Inhibitory Effect of Sirtuin6 on EndMT by Regulating Oxidative Stress and Autophagy in Coxsackievirus B3-Induced Cardiac Endothelial Cells.

OBJECTIVE: Sirtuin 6 (Sirt6) plays a critical role in cardiovascular pathophysiology, yet its involvement in viral myocarditis (VMC) remains poorly understood. This study aimed to investigate the role of Sirt6 in coxsackievirus B3 (CVB3)-induced endothelial-to-mesenchymal transition (EndMT) and its underlying molecular mechanisms. METHODS: A model of CVB3-infected mouse cardiac endothelial cells (MCECs) was established. EndMT markers and Sirt6 expression were detected by WB/IF and qRT-PCR. Lentivirus-mediated Sirt6 knockdown or overexpression was performed to examine its impact on EndMT. Apoptosis and apoptosis-related proteins were analyzed by flow cytometry and WB. Proteomic analysis was further conducted on Sirt6-knockdown MCECs and their controls. Based on the results, oxidative stress and autophagy were assessed in CVB3-induced EndMT, and the influence of altered Sirt6 expression on these indicators was evaluated.

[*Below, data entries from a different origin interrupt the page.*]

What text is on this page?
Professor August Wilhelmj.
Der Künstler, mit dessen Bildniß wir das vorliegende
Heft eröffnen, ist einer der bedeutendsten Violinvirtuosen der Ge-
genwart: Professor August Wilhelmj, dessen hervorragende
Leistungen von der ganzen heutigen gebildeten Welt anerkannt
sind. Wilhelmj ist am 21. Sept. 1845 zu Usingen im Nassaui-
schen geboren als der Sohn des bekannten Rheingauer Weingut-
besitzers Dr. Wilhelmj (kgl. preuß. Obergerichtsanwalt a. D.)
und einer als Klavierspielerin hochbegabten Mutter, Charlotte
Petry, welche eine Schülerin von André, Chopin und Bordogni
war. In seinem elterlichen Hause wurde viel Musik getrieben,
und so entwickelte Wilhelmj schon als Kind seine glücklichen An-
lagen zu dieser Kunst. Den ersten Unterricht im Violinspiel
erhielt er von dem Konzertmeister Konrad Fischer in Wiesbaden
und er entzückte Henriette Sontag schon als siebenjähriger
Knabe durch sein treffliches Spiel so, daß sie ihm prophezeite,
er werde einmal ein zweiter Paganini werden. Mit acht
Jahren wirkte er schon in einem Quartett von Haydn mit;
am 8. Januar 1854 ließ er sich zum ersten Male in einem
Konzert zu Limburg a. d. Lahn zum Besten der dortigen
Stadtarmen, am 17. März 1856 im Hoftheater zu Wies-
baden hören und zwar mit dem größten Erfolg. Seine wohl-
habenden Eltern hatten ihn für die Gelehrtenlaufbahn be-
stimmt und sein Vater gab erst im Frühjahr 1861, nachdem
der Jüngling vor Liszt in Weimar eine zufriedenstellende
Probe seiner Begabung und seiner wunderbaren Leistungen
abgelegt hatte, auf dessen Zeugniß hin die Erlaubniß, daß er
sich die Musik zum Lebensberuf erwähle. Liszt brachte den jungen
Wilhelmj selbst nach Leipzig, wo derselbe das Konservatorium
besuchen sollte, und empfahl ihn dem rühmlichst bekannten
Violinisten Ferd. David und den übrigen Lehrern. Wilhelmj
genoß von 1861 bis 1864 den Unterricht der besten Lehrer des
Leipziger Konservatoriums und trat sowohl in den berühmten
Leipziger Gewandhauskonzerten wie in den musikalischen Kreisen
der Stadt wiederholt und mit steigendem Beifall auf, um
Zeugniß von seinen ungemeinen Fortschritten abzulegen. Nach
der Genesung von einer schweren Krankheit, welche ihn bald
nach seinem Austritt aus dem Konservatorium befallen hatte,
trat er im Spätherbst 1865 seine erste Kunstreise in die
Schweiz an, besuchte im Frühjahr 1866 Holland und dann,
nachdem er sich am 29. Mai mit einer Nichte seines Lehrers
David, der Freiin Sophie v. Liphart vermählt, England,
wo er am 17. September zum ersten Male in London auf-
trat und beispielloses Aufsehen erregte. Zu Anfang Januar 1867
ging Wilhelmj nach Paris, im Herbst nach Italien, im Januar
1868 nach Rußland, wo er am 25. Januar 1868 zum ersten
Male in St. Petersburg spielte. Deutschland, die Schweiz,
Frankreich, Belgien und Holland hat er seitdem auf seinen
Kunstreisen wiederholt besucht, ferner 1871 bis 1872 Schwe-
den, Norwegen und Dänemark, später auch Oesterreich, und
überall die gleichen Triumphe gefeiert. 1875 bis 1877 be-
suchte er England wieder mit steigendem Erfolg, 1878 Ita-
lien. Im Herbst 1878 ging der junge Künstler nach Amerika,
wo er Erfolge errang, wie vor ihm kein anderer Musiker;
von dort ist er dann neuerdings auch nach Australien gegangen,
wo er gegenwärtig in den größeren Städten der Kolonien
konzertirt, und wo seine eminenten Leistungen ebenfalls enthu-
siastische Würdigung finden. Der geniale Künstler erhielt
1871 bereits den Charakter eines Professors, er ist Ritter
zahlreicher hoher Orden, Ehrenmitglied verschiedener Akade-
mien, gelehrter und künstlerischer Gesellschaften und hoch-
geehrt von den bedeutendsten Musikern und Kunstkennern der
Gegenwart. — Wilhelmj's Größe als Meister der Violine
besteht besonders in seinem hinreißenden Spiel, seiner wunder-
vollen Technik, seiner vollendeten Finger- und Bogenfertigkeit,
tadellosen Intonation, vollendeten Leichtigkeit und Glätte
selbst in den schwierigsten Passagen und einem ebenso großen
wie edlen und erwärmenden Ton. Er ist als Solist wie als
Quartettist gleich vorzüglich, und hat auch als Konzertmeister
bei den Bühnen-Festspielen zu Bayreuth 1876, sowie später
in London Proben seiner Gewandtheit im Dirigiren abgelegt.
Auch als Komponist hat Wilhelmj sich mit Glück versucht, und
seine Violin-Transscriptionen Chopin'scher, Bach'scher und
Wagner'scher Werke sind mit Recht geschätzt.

RESULTS: Sirt6 expression was significantly downregulated in CVB3-induced EndMT. Sirt6 knockdown promoted EndMT, as manifested by decreased vascular endothelial cadherin (VE-cad) and increased α-smooth muscle actin (α-SMA) expression. It also exacerbated apoptosis, accompanied by upregulation of pro-apoptotic Bax, downregulation of anti-apoptotic Bcl-2, and an increase in Caspase-3 expression. Sirt6 overexpression partially reversed these changes. Proteomic analysis indicated that Sirt6 was involved in inflammatory signaling, apoptotic cascades, redox homeostasis, and metabolic pathways. CVB3 infection markedly elevated intracellular oxidative stress (increased ROS and MDA levels, decreased SOD activity) and suppressed autophagy (reduced LC3B-II and Beclin-1, elevated p62). These CVB3‑induced effects were aggravated by Sirt6 knockdown but attenuated by Sirt6 overexpression. CONCLUSION: This study reveals that Sirt6 inhibits CVB3-induced EndMT by regulating oxidative stress and autophagy. These findings provide experimental evidence for elucidating the pathological mechanisms of VMC and suggest Sirt6 as a potential therapeutic target.